Forming Meaningful Friendships with a Chronic Illness
For as long as I can remember, I’ve always loved meeting new people. My siblings and I each have unique talents. One of my brothers is exceptionally talented at music. He can pick up any instrument, learn to play it by ear, and join in any jam session. Another brother is good at math and financial management, and he’s built a very successful career from this talent. I joke that I have the social skills of our family. This is because I find it so easy to talk to people, including complete strangers, and I form deep, meaningful friendships very quickly.
My ability to be social and to form friendships easily has benefitted me over the years. It has enabled me to travel far and wide, to visit the amazing friends I’ve met along the way who live all over the world. I’ve learned so much about the different cultures, skills, hobbies, and values of others. Each new friend or meaningful relationship, romantic or not, that has come into my life has taught me more about myself than I could have known without these people. This has been especially true as I navigate my life with idiopathic pulmonary fibrosis (IPF), a life-threatening lung disease.
Living with a fatal lung condition at any age is difficult. I can confirm it is exceptionally difficult as a young adult who is also trying to navigate relationships and friendships and manage social circles that are continually changing and growing with each new life stage. These social circles and relationships seem to get muddied when a life-threatening illness is involved. You learn very quickly who your true friends are — those who will stick by you through tough times. The larger your circle is, in theory, the more people you’re likely going to have for support. That has been one of the pros of finding and maintaining deep, important friendships throughout this journey with IPF. However, it feels as though the cons can outweigh the pros, but I’d love to hear your thoughts on this.

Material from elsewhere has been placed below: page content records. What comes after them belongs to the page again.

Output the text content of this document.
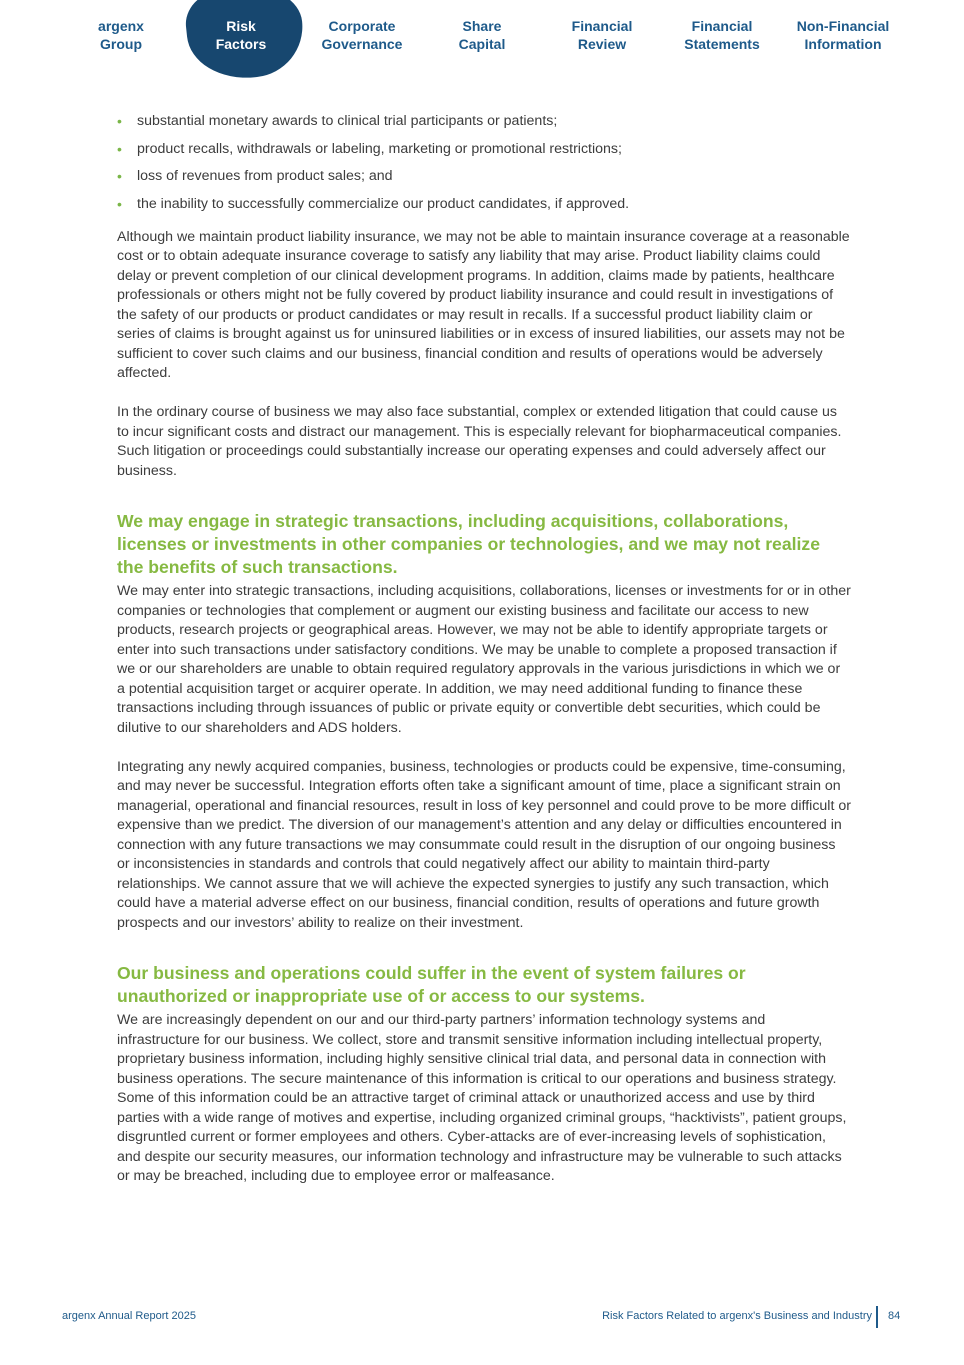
argenx
Group
Risk
Factors
Corporate
Governance
Share
Capital
Financial
Review
Financial
Statements
Non-Financial
Information
• substantial monetary awards to clinical trial participants or patients;
• product recalls, withdrawals or labeling, marketing or promotional restrictions;
• loss of revenues from product sales; and
• the inability to successfully commercialize our product candidates, if approved.

Although we maintain product liability insurance, we may not be able to maintain insurance coverage at a reasonable cost or to obtain adequate insurance coverage to satisfy any liability that may arise. Product liability claims could delay or prevent completion of our clinical development programs. In addition, claims made by patients, healthcare professionals or others might not be fully covered by product liability insurance and could result in investigations of the safety of our products or product candidates or may result in recalls. If a successful product liability claim or series of claims is brought against us for uninsured liabilities or in excess of insured liabilities, our assets may not be sufficient to cover such claims and our business, financial condition and results of operations would be adversely affected.

In the ordinary course of business we may also face substantial, complex or extended litigation that could cause us to incur significant costs and distract our management. This is especially relevant for biopharmaceutical companies. Such litigation or proceedings could substantially increase our operating expenses and could adversely affect our business.

We may engage in strategic transactions, including acquisitions, collaborations, licenses or investments in other companies or technologies, and we may not realize the benefits of such transactions.

We may enter into strategic transactions, including acquisitions, collaborations, licenses or investments for or in other companies or technologies that complement or augment our existing business and facilitate our access to new products, research projects or geographical areas. However, we may not be able to identify appropriate targets or enter into such transactions under satisfactory conditions. We may be unable to complete a proposed transaction if we or our shareholders are unable to obtain required regulatory approvals in the various jurisdictions in which we or a potential acquisition target or acquirer operate. In addition, we may need additional funding to finance these transactions including through issuances of public or private equity or convertible debt securities, which could be dilutive to our shareholders and ADS holders.

Integrating any newly acquired companies, business, technologies or products could be expensive, time-consuming, and may never be successful. Integration efforts often take a significant amount of time, place a significant strain on managerial, operational and financial resources, result in loss of key personnel and could prove to be more difficult or expensive than we predict. The diversion of our management’s attention and any delay or difficulties encountered in connection with any future transactions we may consummate could result in the disruption of our ongoing business or inconsistencies in standards and controls that could negatively affect our ability to maintain third-party relationships. We cannot assure that we will achieve the expected synergies to justify any such transaction, which could have a material adverse effect on our business, financial condition, results of operations and future growth prospects and our investors’ ability to realize on their investment.

Our business and operations could suffer in the event of system failures or unauthorized or inappropriate use of or access to our systems.

We are increasingly dependent on our and our third-party partners’ information technology systems and infrastructure for our business. We collect, store and transmit sensitive information including intellectual property, proprietary business information, including highly sensitive clinical trial data, and personal data in connection with business operations. The secure maintenance of this information is critical to our operations and business strategy. Some of this information could be an attractive target of criminal attack or unauthorized access and use by third parties with a wide range of motives and expertise, including organized criminal groups, “hacktivists”, patient groups, disgruntled current or former employees and others. Cyber-attacks are of ever-increasing levels of sophistication, and despite our security measures, our information technology and infrastructure may be vulnerable to such attacks or may be breached, including due to employee error or malfeasance.

argenx Annual Report 2025	Risk Factors Related to argenx's Business and Industry 84
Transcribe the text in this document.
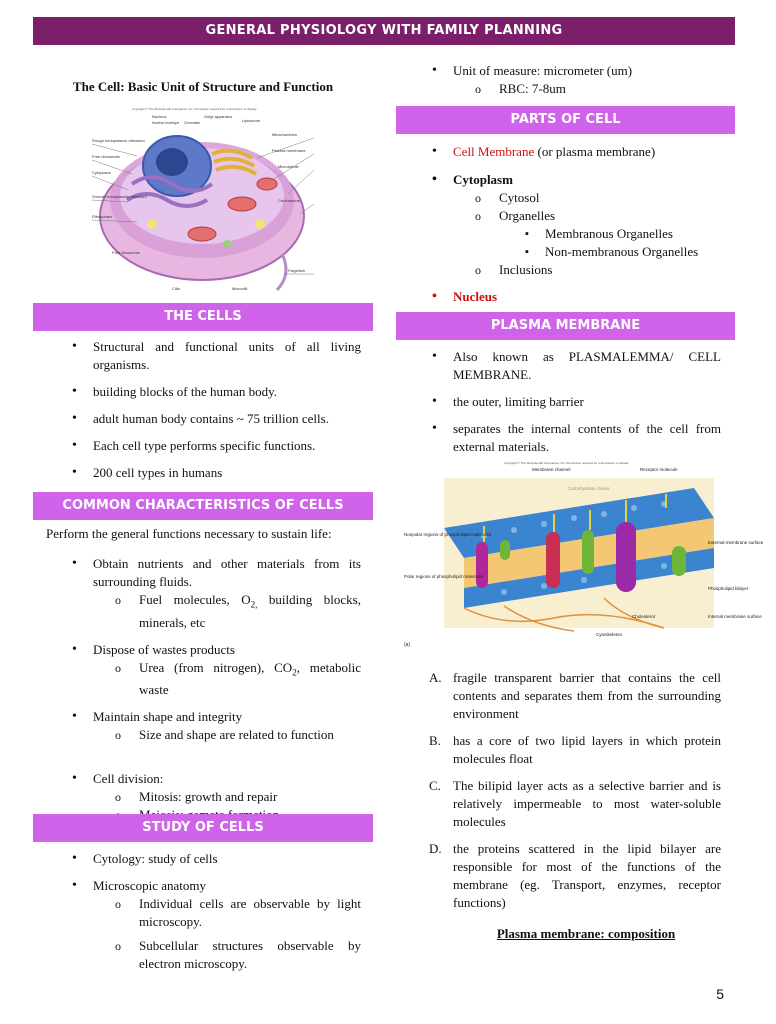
GENERAL PHYSIOLOGY WITH FAMILY PLANNING
The Cell: Basic Unit of Structure and Function
Copyright © The McGraw-Hill Companies, Inc. Permission required for reproduction or display.
Rough endoplasmic reticulum
Free ribosomes
Cytoplasm
Smooth endoplasmic reticulum
Ribosomes
Nucleus
Nuclear envelope Chromatin
Golgi apparatus
Lysosome
Mitochondrion
Plasma membrane
Microtubule
Centrosome
Flagellum
Microvilli
Free ribosomes
Cilia
THE CELLS
• Structural and functional units of all living organisms.
• building blocks of the human body.
• adult human body contains ~ 75 trillion cells.
• Each cell type performs specific functions.
• 200 cell types in humans
COMMON CHARACTERISTICS OF CELLS
Perform the general functions necessary to sustain life:
• Obtain nutrients and other materials from its surrounding fluids.
o Fuel molecules, $O_{2,}$ building blocks, minerals, etc
• Dispose of wastes products
o Urea (from nitrogen), $CO_2$, metabolic waste
• Maintain shape and integrity
o Size and shape are related to function
• Cell division:
o Mitosis: growth and repair
o
STUDY OF CELLS
• Cytology: study of cells
• Microscopic anatomy
o Individual cells are observable by light microscopy.
o Subcellular structures observable by electron microscopy.
• Unit of measure: micrometer (um)
o RBC: 7-8um
PARTS OF CELL
• Cell Membrane (or plasma membrane)
• Cytoplasm
o Cytosol
o Organelles
▪ Membranous Organelles
▪ Non-membranous Organelles
o Inclusions
• Nucleus
PLASMA MEMBRANE
• Also known as PLASMALEMMA/ CELL MEMBRANE.
• the outer, limiting barrier
• separates the internal contents of the cell from external materials.
Copyright © The McGraw-Hill Companies, Inc. Permission required for reproduction or display.
Membrane channel	Receptor molecule
Nonpolar regions of phospholipid molecules
Polar regions of phospholipid molecules
External membrane surface
Phospholipid bilayer
Internal membrane surface
Cholesterol
Cytoskeleton
(a)
A. fragile transparent barrier that contains the cell contents and separates them from the surrounding environment
B. has a core of two lipid layers in which protein molecules float
C. The bilipid layer acts as a selective barrier and is relatively impermeable to most water-soluble molecules
D. the proteins scattered in the lipid bilayer are responsible for most of the functions of the membrane (eg. Transport, enzymes, receptor functions)
Plasma membrane: composition
5
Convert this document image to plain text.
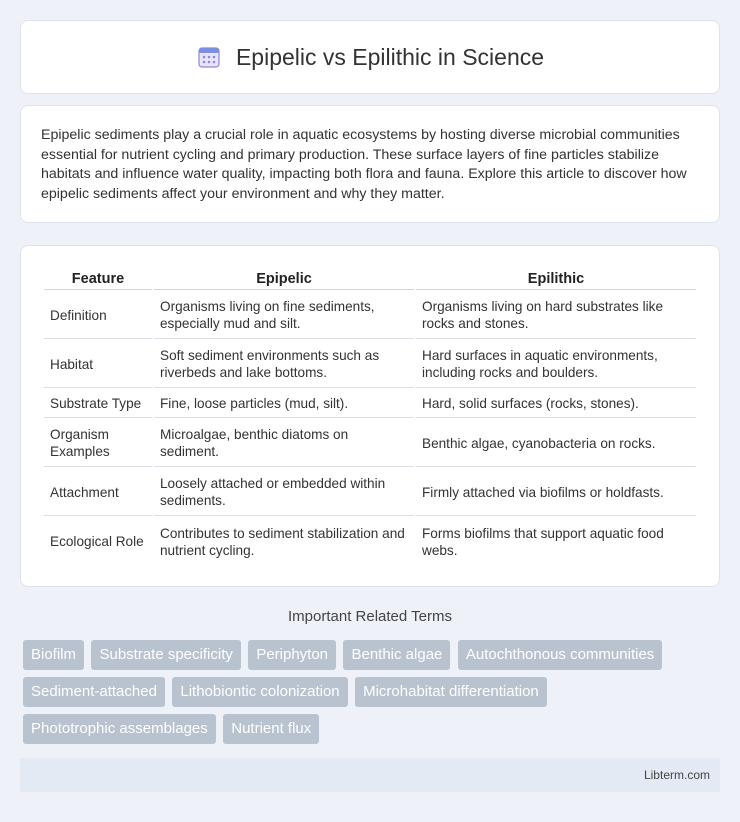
Epipelic vs Epilithic in Science

Epipelic sediments play a crucial role in aquatic ecosystems by hosting diverse microbial communities essential for nutrient cycling and primary production. These surface layers of fine particles stabilize habitats and influence water quality, impacting both flora and fauna. Explore this article to discover how epipelic sediments affect your environment and why they matter.

Feature	Epipelic	Epilithic
Definition	Organisms living on fine sediments, especially mud and silt.	Organisms living on hard substrates like rocks and stones.
Habitat	Soft sediment environments such as riverbeds and lake bottoms.	Hard surfaces in aquatic environments, including rocks and boulders.
Substrate Type	Fine, loose particles (mud, silt).	Hard, solid surfaces (rocks, stones).
Organism Examples	Microalgae, benthic diatoms on sediment.	Benthic algae, cyanobacteria on rocks.
Attachment	Loosely attached or embedded within sediments.	Firmly attached via biofilms or holdfasts.
Ecological Role	Contributes to sediment stabilization and nutrient cycling.	Forms biofilms that support aquatic food webs.
Important Related Terms
Biofilm Substrate specificity Periphyton Benthic algae Autochthonous communities Sediment-attached Lithobiontic colonization Microhabitat differentiation Phototrophic assemblages Nutrient flux
Libterm.com
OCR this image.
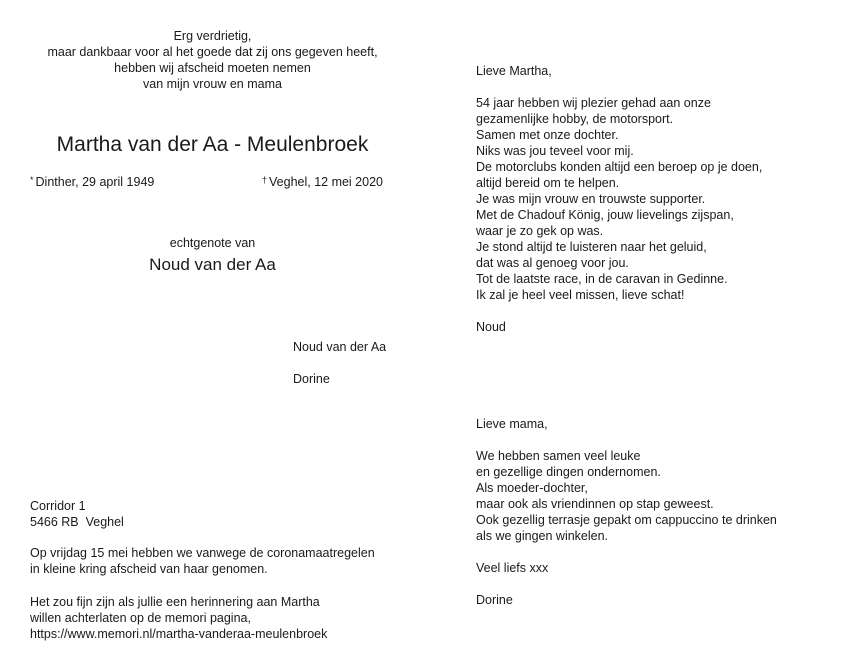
Erg verdrietig,
maar dankbaar voor al het goede dat zij ons gegeven heeft,
hebben wij afscheid moeten nemen
van mijn vrouw en mama
Martha van der Aa - Meulenbroek
* Dinther, 29 april 1949	† Veghel, 12 mei 2020
echtgenote van
Noud van der Aa
Noud van der Aa
Dorine
Corridor 1
5466 RB  Veghel
Op vrijdag 15 mei hebben we vanwege de coronamaatregelen
in kleine kring afscheid van haar genomen.
Het zou fijn zijn als jullie een herinnering aan Martha
willen achterlaten op de memori pagina,
https://www.memori.nl/martha-vanderaa-meulenbroek
Lieve Martha,
54 jaar hebben wij plezier gehad aan onze
gezamenlijke hobby, de motorsport.
Samen met onze dochter.
Niks was jou teveel voor mij.
De motorclubs konden altijd een beroep op je doen,
altijd bereid om te helpen.
Je was mijn vrouw en trouwste supporter.
Met de Chadouf König, jouw lievelings zijspan,
waar je zo gek op was.
Je stond altijd te luisteren naar het geluid,
dat was al genoeg voor jou.
Tot de laatste race, in de caravan in Gedinne.
Ik zal je heel veel missen, lieve schat!
Noud
Lieve mama,
We hebben samen veel leuke
en gezellige dingen ondernomen.
Als moeder-dochter,
maar ook als vriendinnen op stap geweest.
Ook gezellig terrasje gepakt om cappuccino te drinken
als we gingen winkelen.
Veel liefs xxx
Dorine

Following are some of the things I worry about or struggle with as a result of easily forming deep, meaningful friendships with people as a patient with IPF:
- When my time is up: Unfortunately for most people with IPF, the question isn’t “if” when it comes to dying, it is “when,” and I worry about the amazing friendships I’ve made over the years when my time is up. For those who live far away or overseas, I often think things like: How are they going to find out? Are they going to be able to get closure? Did we spend enough time together?
- Traveling and saying goodbye: I am so privileged to say that I’ve traveled and visited amazing friends from all over the world. Seeing their countries and their lives has been absolutely incredible and undoubtedly is a benefit of easily forming deep friendships. However, the downside is saying farewell, and it makes it even harder to say goodbye with IPF. I never know when I’ll be healthy enough to return. One of my favorite travel quotes, by Miriam Adeney, is: “You’ll never be completely at home again. Because part of your heart will always be elsewhere. That is the price you pay for the richness of knowing and loving people in more than one place.”
- Finding a balance between what you share and what you keep to yourself: There is such a thing as caring too much, and finding this balance within friendships is hard when a chronic illness is involved. Sometimes friends unintentionally take on the role of caregiver when you’re in need. This can jeopardize your friendship later when you don’t have the same need or the friend gets tired of the role. This is one unfortunate drawback I’ve experienced as a result of letting friends know of my illness.
- Trying to keep in touch with everyone: While this is an important part of any friendship, it is often difficult when dealing with the demands of a chronic illness. Sometimes it can feel very one-sided to the healthy friend and can cause a lot of guilt when the friend with the illness can’t keep in touch as often as they’d like.
Can you think of additional pros or cons to forming deep, meaningful friendships despite IPF/PF?